1] 船橋内での役割分担の明示など組織的運用の実施(BRM)

船長の他にも配置者がありながら夜間、視界不良時の航路標識の見誤り、レーダーによる船位などの確認不十分が事故の原因となっているものがあります。

2] 厳重な見張りの実施

居眠りによるもの、他船の動向を継続して把握していなかったものによる衝突がみられます。

3] 船首、船尾配置者からの的確な状況報告の実施

船橋からの報告指示、前後部からの報告のない船もみられ、離着岸時に岸壁などへ船首部、船尾部を接触させる事故が散見されます。

(3) 操船法

1] 荒天下における出入港(もちろん運航基準遵守)の操船法の研究

出入港する夫々の港について、操船法、支援法を研究し、マニュアルを作成しておくこと。
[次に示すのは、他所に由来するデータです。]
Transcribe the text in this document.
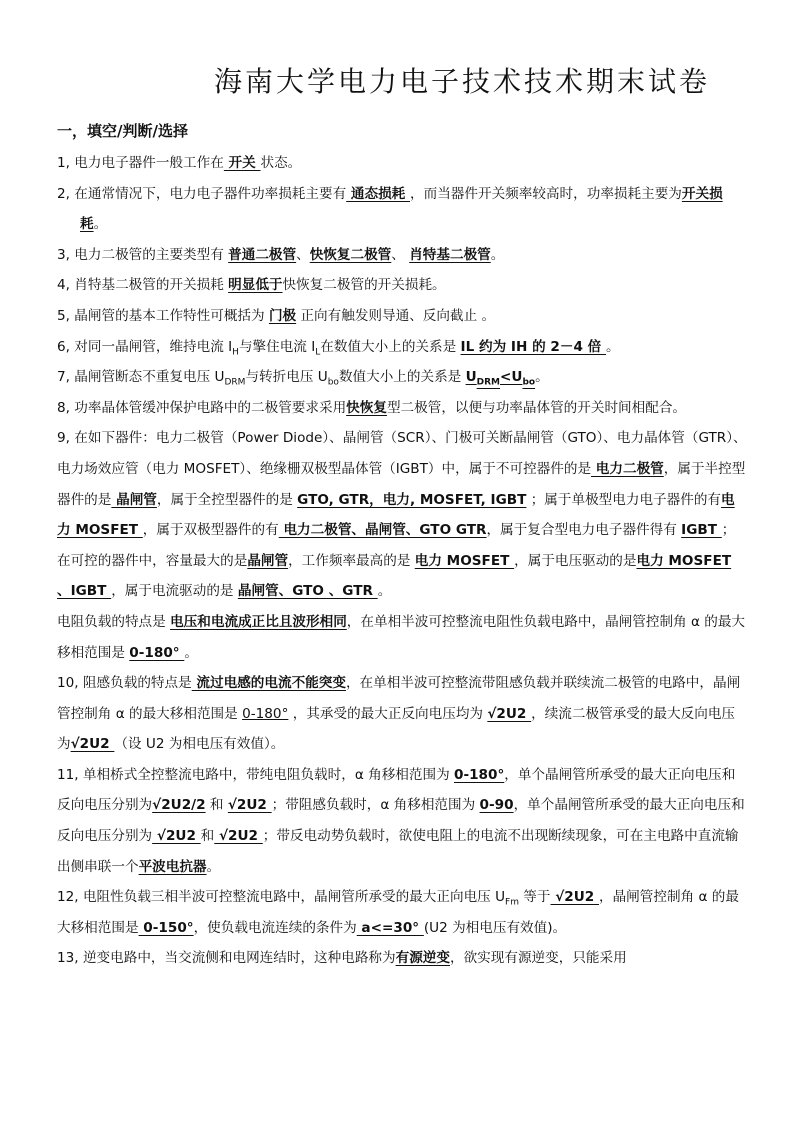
海南大学电力电子技术技术期末试卷
一，填空/判断/选择

1, 电力电子器件一般工作在 开关 状态。

2, 在通常情况下，电力电子器件功率损耗主要有 通态损耗 ，而当器件开关频率较高时，功率损耗主要为开关损耗。

3, 电力二极管的主要类型有 普通二极管、快恢复二极管、 肖特基二极管。

4, 肖特基二极管的开关损耗 明显低于快恢复二极管的开关损耗。

5, 晶闸管的基本工作特性可概括为 门极 正向有触发则导通、反向截止 。

6, 对同一晶闸管，维持电流 $I_H$与擎住电流 $I_L$在数值大小上的关系是 IL 约为 IH 的 2－4 倍 。

7, 晶闸管断态不重复电压 $U_{DRM}$与转折电压 $U_{bo}$数值大小上的关系是 $U_{DRM}<U_{bo}$。

8, 功率晶体管缓冲保护电路中的二极管要求采用快恢复型二极管，以便与功率晶体管的开关时间相配合。

9, 在如下器件：电力二极管（Power Diode）、晶闸管（SCR）、门极可关断晶闸管（GTO）、电力晶体管（GTR）、电力场效应管（电力 MOSFET）、绝缘栅双极型晶体管（IGBT）中，属于不可控器件的是 电力二极管，属于半控型器件的是 晶闸管，属于全控型器件的是 GTO, GTR，电力, MOSFET, IGBT ；属于单极型电力电子器件的有电力 MOSFET ，属于双极型器件的有 电力二极管、晶闸管、GTO GTR，属于复合型电力电子器件得有 IGBT ；在可控的器件中，容量最大的是晶闸管，工作频率最高的是 电力 MOSFET ，属于电压驱动的是电力 MOSFET 、IGBT ，属于电流驱动的是 晶闸管、GTO 、GTR 。

电阻负载的特点是 电压和电流成正比且波形相同，在单相半波可控整流电阻性负载电路中，晶闸管控制角 α 的最大移相范围是 0-180° 。

10, 阻感负载的特点是 流过电感的电流不能突变，在单相半波可控整流带阻感负载并联续流二极管的电路中，晶闸管控制角 α 的最大移相范围是 0-180° ，其承受的最大正反向电压均为 √2U2 ，续流二极管承受的最大反向电压为√2U2 （设 U2 为相电压有效值）。

11, 单相桥式全控整流电路中，带纯电阻负载时，α 角移相范围为 0-180°，单个晶闸管所承受的最大正向电压和反向电压分别为√2U2/2 和 √2U2 ；带阻感负载时，α 角移相范围为 0-90，单个晶闸管所承受的最大正向电压和反向电压分别为 √2U2 和 √2U2 ；带反电动势负载时，欲使电阻上的电流不出现断续现象，可在主电路中直流输出侧串联一个平波电抗器。

12, 电阻性负载三相半波可控整流电路中，晶闸管所承受的最大正向电压 $U_{Fm}$ 等于 √2U2 ，晶闸管控制角 α 的最大移相范围是 0-150°，使负载电流连续的条件为 a<=30° (U2 为相电压有效值)。

13, 逆变电路中，当交流侧和电网连结时，这种电路称为有源逆变，欲实现有源逆变，只能采用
2] 風圧に対するバウスラスターなど使用による操船限界を把握した操船

バウスラスター、両舷推進器やジェット推進器、特殊舵の使用については、当然その能力には限界があります。狭い港内で無理をすると、港内、岸壁の状況、それらと風の関係により操船に困難をきたし危険に陥ることとなります。

3] 錨を活用した操船法採用の検討

内航貨物船は実にうまく錨を活用しています。バウスラスター装備の旅客船でも、状況によってはこの操船法を採用するとよいと思われます。

4] タグボートなどの支援の検討、準備

タグボートがない港でも綱取り支援のボートの準備など、当該港に合った支援法を考え、準備しておくとよいでしょう。

5] スクリュー固定ピッチ船では着岸前の後進テストの実施

後進が掛からず岸壁に衝突する船が散見されます。後進テストを必ず行うほか、入港時には必ず錨をスタンバイしておくこと。

6] ジェット推進船、ジョイスティック船などでの操船法研究

従来の操船法と異なる船では操船法を十分に研究・慣熟し、またその特殊機能がトラブルを生じた場合の応急操船についても研究しておく必要があります。

7] 岸壁接近速度に注意

訪船アドバイザーから、一般的に着岸時における接近速度が過大ぎみであるとの指摘がみられます。